26 June 2009

Airport Music

Why do airports (and public places in general for that matter) insist on playing really bad music? I was at Pudong airport earlier this week, and the Kenny G-esque, instrumental, synthetic jazz version of “I’m All Out of Love” really made me want to jump out of the window. In the unlikely event that I ever own or run an airport, the background music will actually be worth listening to. And now it’s “Desparado,” rendered excruciatingly painful by fake jazz horns and keyboards...

Say No to Terrorism

While I’m posting pictures, here’s one I saw on the back of a motor scooter here.

I think this is based on the classy stickers you see on pickup trucks where people will display their loyalty to the brand of their truck. Like if you have a Ford truck, you put a sticker of this guy Calvin peeing on the Chevy emblem. It’s pretty highbrow stuff. Anyway, this one was a little confused. Here we have Calvin peeing on the emblem for Dodge trucks, along with the words “BIN LSADEN.” Does Bin Lsaden drive a Dodge??

Seoul's Muslim District

I learned that Seoul has a fairly large Muslim population (200,000), both Korean and foreign-born. Anyway, just up the hill from the Itaewon area was a big mosque and lots of Muslim businesses where I spotted this sign. It’s funny that this was so close to Itaewon, the district in Seoul that is famous for its all-out nightlife and general debauchery. It’s the well-known location of Seoul’s “Hooker Hill” which is Seoul’s red light district where you see lots of foreigners (particularly American soldiers) patronizing the “bars.” Anyway, I laughed when I saw this poster on a store window, the dos and don’ts of modest dress.

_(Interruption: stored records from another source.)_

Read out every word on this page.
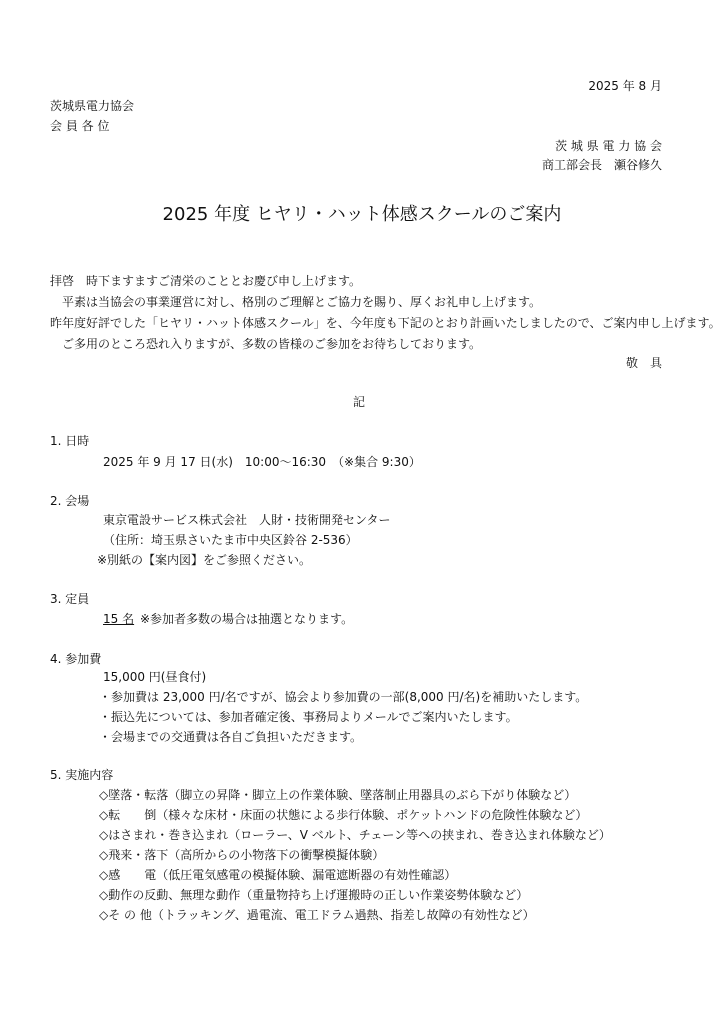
2025 年 8 月
茨城県電力協会
会 員 各 位
茨 城 県 電 力 協 会
商工部会長　瀬谷修久
2025 年度 ヒヤリ・ハット体感スクールのご案内
拝啓　時下ますますご清栄のこととお慶び申し上げます。
　平素は当協会の事業運営に対し、格別のご理解とご協力を賜り、厚くお礼申し上げます。
昨年度好評でした「ヒヤリ・ハット体感スクール」を、今年度も下記のとおり計画いたしましたので、ご案内申し上げます。
　ご多用のところ恐れ入りますが、多数の皆様のご参加をお待ちしております。
敬　具
記
1. 日時
2025 年 9 月 17 日(水)　10:00～16:30　（※集合 9:30）
2. 会場
東京電設サービス株式会社　人財・技術開発センター
（住所：埼玉県さいたま市中央区鈴谷 2-536）
※別紙の【案内図】をご参照ください。
3. 定員
15 名 ※参加者多数の場合は抽選となります。
4. 参加費
15,000 円(昼食付)
・参加費は 23,000 円/名ですが、協会より参加費の一部(8,000 円/名)を補助いたします。
・振込先については、参加者確定後、事務局よりメールでご案内いたします。
・会場までの交通費は各自ご負担いただきます。
5. 実施内容
◇墜落・転落（脚立の昇降・脚立上の作業体験、墜落制止用器具のぶら下がり体験など）
◇転　　倒（様々な床材・床面の状態による歩行体験、ポケットハンドの危険性体験など）
◇はさまれ・巻き込まれ（ローラー、V ベルト、チェーン等への挟まれ、巻き込まれ体験など）
◇飛来・落下（高所からの小物落下の衝撃模擬体験）
◇感　　電（低圧電気感電の模擬体験、漏電遮断器の有効性確認）
◇動作の反動、無理な動作（重量物持ち上げ運搬時の正しい作業姿勢体験など）
◇そ の 他（トラッキング、過電流、電工ドラム過熱、指差し故障の有効性など）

For the record, I saw not a single person adhering to the more conservative standard of dress...

Swine Flu

I was in Korea a few weeks ago and traveling around Asia definitely makes you realize how seriously they are taking the whole swine flu thing. While it seems mostly out of the attention of American media that I read, it is still on people’s minds here. A headline updating the city’s swine flu count, or some other news about swine flue, is on the front page of the Shanghai Daily almost every day here.

I arrived in Busan, a southern port city in Korea, on June 1 and we were let off the plane like normal. But going through customs everybody’s temperature was checked by a nurse, and everyone working in the airport was wearing a protective mask. This wasn’t a big deal but just meant a longer line at immigration.

The real surprise was on returning to China. Our plane did not taxi to a gate. Instead we pulled off to a corner of the runway. I could see the airport fence out of the window. It seemed like we were as far away from the terminal as possible. There was no announcement about what was going on, so people were starting to get up even though the crew members were telling everyone to stay seated. After a few minutes, these guys in hazmat suits boarded the plane.

Everyone on the airplane started talking loudly and wondering what was going on. The pilot came on the speaker and told everybody to stay seated and take off hats. Lots of people (like me) pulled out their camera phones, amused by the novelty and the “Outbreak” aspect of the whole thing. They came down the aisle and pointed some type of laser thermometer at every passenger. About 10% of people had high readings, and those people were tested with a normal thermometer. Luckily they were cleared and our plane was swine flu free, so we were able to go to the gate and go through immigration as normal.